Cela prouve, une nouvelle fois, que la seule solution et la plus efficace, n’est pas d’opérer des petites rafales de temps en temps mais d’installer une brigade policière pour surveiller et contrôler toute cette zone 24h/24 et 7/7. Des agents de la police qui circulent et assurent la sécurité des populations. C’est la seule vraie solution.
Cela fait plus d’une année que les habitants et commerçants de la rue Velasquez lancent les appels de secours aux autorités responsables pour intervenir et sauver tout le monde. Ces jeunes victimes de la drogue dure et les populations victimes du danger qu’elles représentent.
Hélas, malgré les nombreux SOS, malgré les lettres, les déplacements aux administrations responsables et les reportages de la presse et les réseaux sociaux, personne n’a pris la décision de dire « Basta, là il faut intervenir. »
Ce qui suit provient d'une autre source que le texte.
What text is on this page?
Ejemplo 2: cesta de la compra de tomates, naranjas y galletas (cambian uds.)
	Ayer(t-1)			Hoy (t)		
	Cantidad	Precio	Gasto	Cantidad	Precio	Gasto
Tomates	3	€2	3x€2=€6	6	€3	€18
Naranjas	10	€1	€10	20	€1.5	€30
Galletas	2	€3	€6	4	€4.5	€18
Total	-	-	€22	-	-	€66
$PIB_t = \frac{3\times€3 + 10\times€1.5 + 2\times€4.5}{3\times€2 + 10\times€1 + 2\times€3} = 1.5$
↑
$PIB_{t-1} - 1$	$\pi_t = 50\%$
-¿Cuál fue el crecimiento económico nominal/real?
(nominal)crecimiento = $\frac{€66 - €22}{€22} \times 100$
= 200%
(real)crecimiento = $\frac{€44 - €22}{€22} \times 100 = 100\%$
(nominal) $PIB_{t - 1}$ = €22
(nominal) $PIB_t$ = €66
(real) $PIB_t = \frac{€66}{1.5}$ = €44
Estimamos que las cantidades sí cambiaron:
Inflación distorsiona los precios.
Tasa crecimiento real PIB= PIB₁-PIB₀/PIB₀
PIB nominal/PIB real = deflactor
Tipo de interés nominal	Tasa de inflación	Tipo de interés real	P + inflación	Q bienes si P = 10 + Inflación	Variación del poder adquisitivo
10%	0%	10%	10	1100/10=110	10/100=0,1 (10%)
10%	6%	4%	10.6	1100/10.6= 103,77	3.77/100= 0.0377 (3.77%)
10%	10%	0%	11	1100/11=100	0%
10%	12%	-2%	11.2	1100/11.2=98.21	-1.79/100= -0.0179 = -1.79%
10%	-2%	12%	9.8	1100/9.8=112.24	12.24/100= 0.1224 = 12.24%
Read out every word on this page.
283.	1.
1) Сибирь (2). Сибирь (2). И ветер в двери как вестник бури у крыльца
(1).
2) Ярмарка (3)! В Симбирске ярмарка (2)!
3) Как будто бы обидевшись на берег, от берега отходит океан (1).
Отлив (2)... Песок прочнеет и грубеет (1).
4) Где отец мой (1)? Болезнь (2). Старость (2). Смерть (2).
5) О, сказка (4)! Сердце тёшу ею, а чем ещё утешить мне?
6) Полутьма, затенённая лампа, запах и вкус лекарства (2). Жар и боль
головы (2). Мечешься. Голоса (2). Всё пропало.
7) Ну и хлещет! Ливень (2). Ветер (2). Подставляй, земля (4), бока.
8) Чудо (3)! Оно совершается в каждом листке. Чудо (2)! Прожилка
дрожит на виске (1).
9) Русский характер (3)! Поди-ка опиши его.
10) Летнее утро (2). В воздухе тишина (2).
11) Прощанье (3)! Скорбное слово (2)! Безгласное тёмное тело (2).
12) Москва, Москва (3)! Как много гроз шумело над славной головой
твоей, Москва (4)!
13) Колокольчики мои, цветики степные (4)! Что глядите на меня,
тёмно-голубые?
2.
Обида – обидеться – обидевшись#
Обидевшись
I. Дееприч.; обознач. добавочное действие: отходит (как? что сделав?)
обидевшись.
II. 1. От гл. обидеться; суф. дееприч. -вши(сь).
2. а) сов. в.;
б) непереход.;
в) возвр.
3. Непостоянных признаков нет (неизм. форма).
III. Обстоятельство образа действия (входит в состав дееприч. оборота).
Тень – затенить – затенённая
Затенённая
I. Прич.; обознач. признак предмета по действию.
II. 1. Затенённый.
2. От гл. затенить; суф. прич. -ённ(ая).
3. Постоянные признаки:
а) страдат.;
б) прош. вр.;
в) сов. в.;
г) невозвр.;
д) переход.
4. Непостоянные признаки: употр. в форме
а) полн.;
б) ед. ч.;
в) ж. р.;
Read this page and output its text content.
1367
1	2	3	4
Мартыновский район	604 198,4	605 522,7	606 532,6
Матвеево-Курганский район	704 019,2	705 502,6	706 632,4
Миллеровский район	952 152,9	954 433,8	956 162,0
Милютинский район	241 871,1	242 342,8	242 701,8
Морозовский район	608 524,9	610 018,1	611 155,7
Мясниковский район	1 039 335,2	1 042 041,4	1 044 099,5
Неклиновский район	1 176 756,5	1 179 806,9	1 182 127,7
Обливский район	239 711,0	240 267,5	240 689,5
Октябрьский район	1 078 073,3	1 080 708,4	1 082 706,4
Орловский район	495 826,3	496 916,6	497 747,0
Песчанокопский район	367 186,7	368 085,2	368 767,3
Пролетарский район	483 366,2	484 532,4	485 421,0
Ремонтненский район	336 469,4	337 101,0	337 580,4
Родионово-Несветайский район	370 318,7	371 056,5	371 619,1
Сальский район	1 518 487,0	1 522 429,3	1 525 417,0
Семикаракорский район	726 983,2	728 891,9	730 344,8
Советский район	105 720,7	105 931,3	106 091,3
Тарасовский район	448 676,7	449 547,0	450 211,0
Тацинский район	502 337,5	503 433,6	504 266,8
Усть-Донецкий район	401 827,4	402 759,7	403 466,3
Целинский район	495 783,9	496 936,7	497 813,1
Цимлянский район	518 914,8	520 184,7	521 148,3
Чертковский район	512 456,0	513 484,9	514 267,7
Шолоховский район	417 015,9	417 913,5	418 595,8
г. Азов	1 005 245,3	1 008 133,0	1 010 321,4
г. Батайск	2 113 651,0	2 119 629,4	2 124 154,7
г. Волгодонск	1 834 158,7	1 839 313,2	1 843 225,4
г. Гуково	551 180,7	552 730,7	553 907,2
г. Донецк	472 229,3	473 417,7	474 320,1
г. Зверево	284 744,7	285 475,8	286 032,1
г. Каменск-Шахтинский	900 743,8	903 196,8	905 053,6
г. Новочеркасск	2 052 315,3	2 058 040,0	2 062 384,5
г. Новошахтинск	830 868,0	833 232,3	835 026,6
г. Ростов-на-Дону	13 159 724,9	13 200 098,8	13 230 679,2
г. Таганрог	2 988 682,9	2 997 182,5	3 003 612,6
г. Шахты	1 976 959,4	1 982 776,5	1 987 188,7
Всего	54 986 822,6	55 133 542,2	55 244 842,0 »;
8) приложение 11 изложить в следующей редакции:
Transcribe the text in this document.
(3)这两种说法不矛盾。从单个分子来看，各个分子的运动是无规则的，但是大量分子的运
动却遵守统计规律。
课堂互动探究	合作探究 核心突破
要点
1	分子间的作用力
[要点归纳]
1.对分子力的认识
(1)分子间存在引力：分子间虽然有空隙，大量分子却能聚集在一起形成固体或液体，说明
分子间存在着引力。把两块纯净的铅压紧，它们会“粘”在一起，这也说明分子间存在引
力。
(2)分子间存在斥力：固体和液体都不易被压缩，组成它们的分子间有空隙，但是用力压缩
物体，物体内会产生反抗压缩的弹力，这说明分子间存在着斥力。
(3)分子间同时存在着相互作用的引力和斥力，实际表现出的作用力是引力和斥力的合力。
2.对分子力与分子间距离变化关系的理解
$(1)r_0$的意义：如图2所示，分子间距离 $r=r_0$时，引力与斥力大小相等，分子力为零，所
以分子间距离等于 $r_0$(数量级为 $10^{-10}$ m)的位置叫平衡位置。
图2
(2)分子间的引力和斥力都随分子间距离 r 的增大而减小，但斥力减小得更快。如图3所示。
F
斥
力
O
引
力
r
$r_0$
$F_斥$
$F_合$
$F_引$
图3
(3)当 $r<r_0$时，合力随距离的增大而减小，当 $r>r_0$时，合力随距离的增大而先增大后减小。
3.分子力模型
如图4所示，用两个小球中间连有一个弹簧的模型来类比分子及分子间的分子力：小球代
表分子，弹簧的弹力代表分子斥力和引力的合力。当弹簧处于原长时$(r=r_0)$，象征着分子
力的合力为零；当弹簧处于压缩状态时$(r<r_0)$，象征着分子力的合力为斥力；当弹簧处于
Pourtant, le danger est là et il est très grand. Dans cette rue, la nuit est un enfer qui met en péril toute cette zone du centre-ville de Tanger. Dans ces groupes il y a des bébés, des enfants, des adolescentes mineures et déjà mamans… Des citoyens abandonnés qui consomment toutes les drogues dures mettant leur vie en danger et celle des familles habitant la rue Velasquez et tout ce périmètre. Une zone du boulevard qu’on aménage le jour pour faire partie du joli décor à l’occasion de la coupe d’Afrique, mais qu’on oublie que le grand ménage dont elle a besoin doit être fait la nuit.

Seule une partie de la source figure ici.